Die Schlacht wird zwei Stunden dauern. Auch die Teilnehmer haben nicht nur Waffen dabei. Zwischen Zündfeuer und Pulverdampf zucken auch auf Seiten der Soldateska immer wieder Blitzlichtgewitter, und der eine oder andere posiert fürs Familienalbum. (Bitte recht freundlich.) Der Kommentator schaltet sich mit Hintergrundinformationen ins Geschehen ein, während sich auf dem Schlachtfeld die Angriffsformationen immer wieder neu sortieren.
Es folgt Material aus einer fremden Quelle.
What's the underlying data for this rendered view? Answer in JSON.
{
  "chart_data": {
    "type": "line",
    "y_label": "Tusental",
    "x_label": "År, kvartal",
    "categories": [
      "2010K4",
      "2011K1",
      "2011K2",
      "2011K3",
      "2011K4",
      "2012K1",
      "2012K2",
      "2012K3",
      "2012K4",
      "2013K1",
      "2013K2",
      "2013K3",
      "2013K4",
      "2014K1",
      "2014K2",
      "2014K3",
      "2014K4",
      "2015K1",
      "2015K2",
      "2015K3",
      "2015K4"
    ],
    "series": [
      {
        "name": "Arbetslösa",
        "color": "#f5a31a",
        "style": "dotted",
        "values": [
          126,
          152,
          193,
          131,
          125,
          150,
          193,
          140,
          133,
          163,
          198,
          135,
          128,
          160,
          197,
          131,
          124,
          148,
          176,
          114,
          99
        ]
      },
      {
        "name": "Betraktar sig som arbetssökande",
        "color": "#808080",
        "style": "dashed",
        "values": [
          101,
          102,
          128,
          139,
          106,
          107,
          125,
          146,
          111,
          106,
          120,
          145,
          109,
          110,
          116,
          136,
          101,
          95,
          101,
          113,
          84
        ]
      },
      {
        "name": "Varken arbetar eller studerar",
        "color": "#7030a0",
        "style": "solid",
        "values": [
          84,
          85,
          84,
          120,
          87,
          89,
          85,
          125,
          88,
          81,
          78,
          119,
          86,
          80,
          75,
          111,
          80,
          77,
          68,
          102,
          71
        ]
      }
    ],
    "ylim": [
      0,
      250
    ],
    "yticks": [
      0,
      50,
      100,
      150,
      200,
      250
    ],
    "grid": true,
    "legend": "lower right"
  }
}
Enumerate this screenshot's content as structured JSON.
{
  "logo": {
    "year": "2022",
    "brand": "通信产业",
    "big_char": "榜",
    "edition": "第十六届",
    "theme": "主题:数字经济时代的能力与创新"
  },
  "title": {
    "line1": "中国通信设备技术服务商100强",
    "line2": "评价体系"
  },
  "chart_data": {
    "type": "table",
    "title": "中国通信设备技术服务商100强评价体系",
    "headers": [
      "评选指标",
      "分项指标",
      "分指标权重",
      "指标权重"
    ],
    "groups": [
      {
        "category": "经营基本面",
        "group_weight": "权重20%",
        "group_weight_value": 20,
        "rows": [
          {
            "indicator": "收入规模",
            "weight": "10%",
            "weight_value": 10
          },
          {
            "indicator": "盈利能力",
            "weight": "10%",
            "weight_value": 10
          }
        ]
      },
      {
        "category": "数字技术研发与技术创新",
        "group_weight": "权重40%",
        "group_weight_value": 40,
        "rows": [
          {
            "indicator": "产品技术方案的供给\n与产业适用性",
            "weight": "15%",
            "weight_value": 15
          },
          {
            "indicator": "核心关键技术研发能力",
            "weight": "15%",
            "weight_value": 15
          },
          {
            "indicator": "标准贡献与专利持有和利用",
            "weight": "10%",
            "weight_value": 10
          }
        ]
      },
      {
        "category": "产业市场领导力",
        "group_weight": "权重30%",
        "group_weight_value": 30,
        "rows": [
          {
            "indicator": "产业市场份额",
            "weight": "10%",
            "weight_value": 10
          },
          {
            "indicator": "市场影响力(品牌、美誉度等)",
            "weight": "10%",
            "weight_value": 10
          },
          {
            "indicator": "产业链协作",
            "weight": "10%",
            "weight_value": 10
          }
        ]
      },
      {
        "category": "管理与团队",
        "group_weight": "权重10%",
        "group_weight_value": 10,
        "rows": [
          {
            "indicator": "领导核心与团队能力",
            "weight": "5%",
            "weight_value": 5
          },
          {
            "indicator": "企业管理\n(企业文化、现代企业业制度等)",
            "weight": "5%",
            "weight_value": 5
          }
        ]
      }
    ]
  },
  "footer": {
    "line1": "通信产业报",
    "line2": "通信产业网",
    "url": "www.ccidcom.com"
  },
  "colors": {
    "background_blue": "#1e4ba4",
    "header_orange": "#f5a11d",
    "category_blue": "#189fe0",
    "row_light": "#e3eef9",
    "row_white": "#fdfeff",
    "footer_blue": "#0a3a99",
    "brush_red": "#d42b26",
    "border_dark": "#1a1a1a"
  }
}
Das Schlachtenballett folgt der Choreographie der geschichtlichen Wirklichkeit von 1815. So machen sie es seit Jahren. Und doch geht immer wieder der Scherz um: „Heute lassen wir die Franzosen gewinnen.“ Aber am Ende halten sich wieder alle an den Plan. Waterloo ist die Geschichte eines Verlierers. Ausnahmsweise wird wenig über den Sieger gesprochen. Napoleon Marc Schneider hat keinen Gegenpart — keinen zumindest, um den man  Aufhebens machen würde. Um zwölf endet die Schlacht mit einem Vorbeimarsch aller Truppen an den Rängen. Waterloo ist beendet. Wer Glück hat, lässt sich mit Napoleon Schneider fotografieren. Der Verlierer gibt Interviews. Dann geht es zurück in die Zeltlager. Essen fassen. Abreise. Viele haben einen weiten Weg. Im nächsten Jahr werden sie wieder anrücken. Wieder die Schlacht schlagen und wieder die Franzosen verlieren lassen. Living History. Immer sonntags.